I’ve come to a rather slow realisation of the importance of the concept of Kingship in my own faith and the life of the Church. Some Old Testament study at school began to broaden my horizons. For the first time at A level I was being introduced to the role that archaeology plays in understanding ancient texts. It was here that I learned of the Mesopotamian King, Hammurabi, and his law codes.
Carved in stone and displayed for all to see was his code of practice in the form of legal rulings. It is thought that the concept of equal retribution originates here. From this we learnt that the king’s role is fundamentally one of ensuring justice for all of his subjects. It is his job to promote peace and the well-being of his people. So, in a sense, the quality of his kingship is seen in the lives of his subjects.
The history of Israelites and their experience of kingship is chequered to say the least. Dissasatified with life in their 12 tribe system they looked to the surrounding nations and wanted to be like them. This is so understandable. Very few kings really made the grade and most were considered to have done ‘what was displeasing to the Lord’.
Once we enter the world of the New Testament writers there is more to be grappled with. The power and influence of the Roman Empire weighs heavy and the Evangelists craft narratives which seek to tell the important truth that it is Jesus who is Lord of all and not Caesar. When the Emperor has his good deeds and prowess announced as ‘euangelion’ (good news) the Evangelists counter this with the good news that is Jesus Christ. Chapter by chapter the story is told of Jesus who, in his very being, heralds a new order. In his every word and action Jesus reveals that the new order has begun, the kingdom is in our midst. Every value is upturned. It’s very easy to lose sight of the primacy of this message when we look at the Church today. The human desire for power is never far from the surface.

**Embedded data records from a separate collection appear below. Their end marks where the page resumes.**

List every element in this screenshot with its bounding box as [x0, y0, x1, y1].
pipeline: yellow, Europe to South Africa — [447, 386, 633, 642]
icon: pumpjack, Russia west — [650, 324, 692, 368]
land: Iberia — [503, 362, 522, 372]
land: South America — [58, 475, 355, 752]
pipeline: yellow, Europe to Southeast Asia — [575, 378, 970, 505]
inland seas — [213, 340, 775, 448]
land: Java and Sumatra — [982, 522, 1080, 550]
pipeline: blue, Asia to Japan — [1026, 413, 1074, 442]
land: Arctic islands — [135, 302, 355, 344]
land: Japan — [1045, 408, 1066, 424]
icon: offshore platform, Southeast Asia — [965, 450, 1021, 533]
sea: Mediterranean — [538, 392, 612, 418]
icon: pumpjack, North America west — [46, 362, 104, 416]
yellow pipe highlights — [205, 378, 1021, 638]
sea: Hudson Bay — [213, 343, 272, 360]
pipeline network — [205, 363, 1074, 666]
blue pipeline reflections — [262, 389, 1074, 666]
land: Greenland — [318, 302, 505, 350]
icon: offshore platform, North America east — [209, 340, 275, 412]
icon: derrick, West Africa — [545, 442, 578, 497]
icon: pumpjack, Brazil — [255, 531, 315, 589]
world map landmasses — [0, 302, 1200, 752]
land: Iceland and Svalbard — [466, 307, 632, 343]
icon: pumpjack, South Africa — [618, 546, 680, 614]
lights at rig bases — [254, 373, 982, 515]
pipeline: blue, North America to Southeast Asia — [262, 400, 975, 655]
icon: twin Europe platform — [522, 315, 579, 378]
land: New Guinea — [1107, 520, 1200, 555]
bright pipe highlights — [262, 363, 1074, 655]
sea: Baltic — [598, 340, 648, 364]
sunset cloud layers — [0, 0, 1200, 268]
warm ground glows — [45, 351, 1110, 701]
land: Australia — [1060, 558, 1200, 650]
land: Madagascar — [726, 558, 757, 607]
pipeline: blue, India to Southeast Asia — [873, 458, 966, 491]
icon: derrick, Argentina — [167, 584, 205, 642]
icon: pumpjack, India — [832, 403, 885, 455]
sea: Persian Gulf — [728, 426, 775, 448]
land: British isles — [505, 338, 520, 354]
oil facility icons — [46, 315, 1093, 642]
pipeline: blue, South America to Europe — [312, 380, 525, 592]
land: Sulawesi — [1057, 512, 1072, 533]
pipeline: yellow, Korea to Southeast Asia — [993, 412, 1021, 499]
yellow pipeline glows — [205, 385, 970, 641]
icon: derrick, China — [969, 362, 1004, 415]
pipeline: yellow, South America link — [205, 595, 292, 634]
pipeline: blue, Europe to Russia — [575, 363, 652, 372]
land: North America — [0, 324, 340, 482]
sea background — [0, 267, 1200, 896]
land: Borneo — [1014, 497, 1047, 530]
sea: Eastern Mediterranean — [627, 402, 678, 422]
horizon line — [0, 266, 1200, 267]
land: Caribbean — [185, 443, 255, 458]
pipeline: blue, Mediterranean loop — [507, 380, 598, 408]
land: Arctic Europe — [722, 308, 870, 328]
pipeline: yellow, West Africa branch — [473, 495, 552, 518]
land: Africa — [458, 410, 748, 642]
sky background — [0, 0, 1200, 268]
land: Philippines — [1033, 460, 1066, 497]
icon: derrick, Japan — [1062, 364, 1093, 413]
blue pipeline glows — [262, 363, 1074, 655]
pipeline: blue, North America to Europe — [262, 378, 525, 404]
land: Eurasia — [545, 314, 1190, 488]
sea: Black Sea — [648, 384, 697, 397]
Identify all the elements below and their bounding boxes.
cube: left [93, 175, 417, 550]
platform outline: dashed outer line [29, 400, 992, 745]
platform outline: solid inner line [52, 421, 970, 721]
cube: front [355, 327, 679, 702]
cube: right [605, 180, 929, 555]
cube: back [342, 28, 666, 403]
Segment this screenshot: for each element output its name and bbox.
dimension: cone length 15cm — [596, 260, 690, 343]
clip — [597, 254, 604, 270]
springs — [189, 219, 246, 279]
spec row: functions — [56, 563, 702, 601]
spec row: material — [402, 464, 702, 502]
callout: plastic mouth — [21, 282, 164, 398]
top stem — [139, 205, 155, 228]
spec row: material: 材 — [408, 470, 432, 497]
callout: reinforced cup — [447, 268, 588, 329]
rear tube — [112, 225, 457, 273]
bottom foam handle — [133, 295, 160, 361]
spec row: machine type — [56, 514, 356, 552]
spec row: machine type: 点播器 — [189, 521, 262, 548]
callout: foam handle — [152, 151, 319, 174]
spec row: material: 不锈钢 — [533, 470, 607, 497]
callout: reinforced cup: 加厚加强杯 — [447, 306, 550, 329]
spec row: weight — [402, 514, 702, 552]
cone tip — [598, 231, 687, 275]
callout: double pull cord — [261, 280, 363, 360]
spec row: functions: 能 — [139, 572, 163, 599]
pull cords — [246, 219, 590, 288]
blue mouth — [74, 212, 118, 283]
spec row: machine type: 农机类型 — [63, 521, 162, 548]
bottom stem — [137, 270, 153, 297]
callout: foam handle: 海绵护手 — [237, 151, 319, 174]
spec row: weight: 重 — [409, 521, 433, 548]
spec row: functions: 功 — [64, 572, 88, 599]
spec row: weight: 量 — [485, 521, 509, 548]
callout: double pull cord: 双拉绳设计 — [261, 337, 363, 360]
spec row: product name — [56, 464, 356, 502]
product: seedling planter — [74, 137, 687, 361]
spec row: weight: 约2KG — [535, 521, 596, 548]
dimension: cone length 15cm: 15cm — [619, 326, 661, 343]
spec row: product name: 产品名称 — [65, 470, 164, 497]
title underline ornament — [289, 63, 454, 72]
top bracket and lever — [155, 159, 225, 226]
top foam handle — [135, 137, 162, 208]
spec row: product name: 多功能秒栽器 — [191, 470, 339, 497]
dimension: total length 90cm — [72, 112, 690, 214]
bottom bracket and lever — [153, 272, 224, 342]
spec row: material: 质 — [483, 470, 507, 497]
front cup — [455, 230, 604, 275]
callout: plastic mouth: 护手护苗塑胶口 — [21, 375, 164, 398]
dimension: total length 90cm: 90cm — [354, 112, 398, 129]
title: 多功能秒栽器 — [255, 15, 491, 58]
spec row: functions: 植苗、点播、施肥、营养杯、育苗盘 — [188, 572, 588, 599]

Pope Francis leaves us in little doubt of his vision of a ‘poor Church’. This is the Church of the servant-king where the poor show us the face of Christ. This is the Church where serving the poor is not an optional extra but a mark of our authenticity. Are we ready to recognise Christ? Are we ready to hear our king calling?
Christ the King
Mathew 25: 31-46
Our King is calling from the hungry furrows
Whilst we are cruising through the aisles of plenty,
Our hoardings screen us from the man of sorrows,
Our soundtracks drown his murmur: ‘I am thirsty’.
He stands in line to sign in as a stranger
And seek a welcome from the world he made,
We see him only as a threat, a danger,
He asks for clothes, we strip-search him instead.
And if he should fall sick then we take care
That he does not infect our private health,
We lock him in the prisons of our fear
Lest he unlock the prison of our wealth.
But still on Sunday we shall stand and sing
The praises of our hidden Lord and King.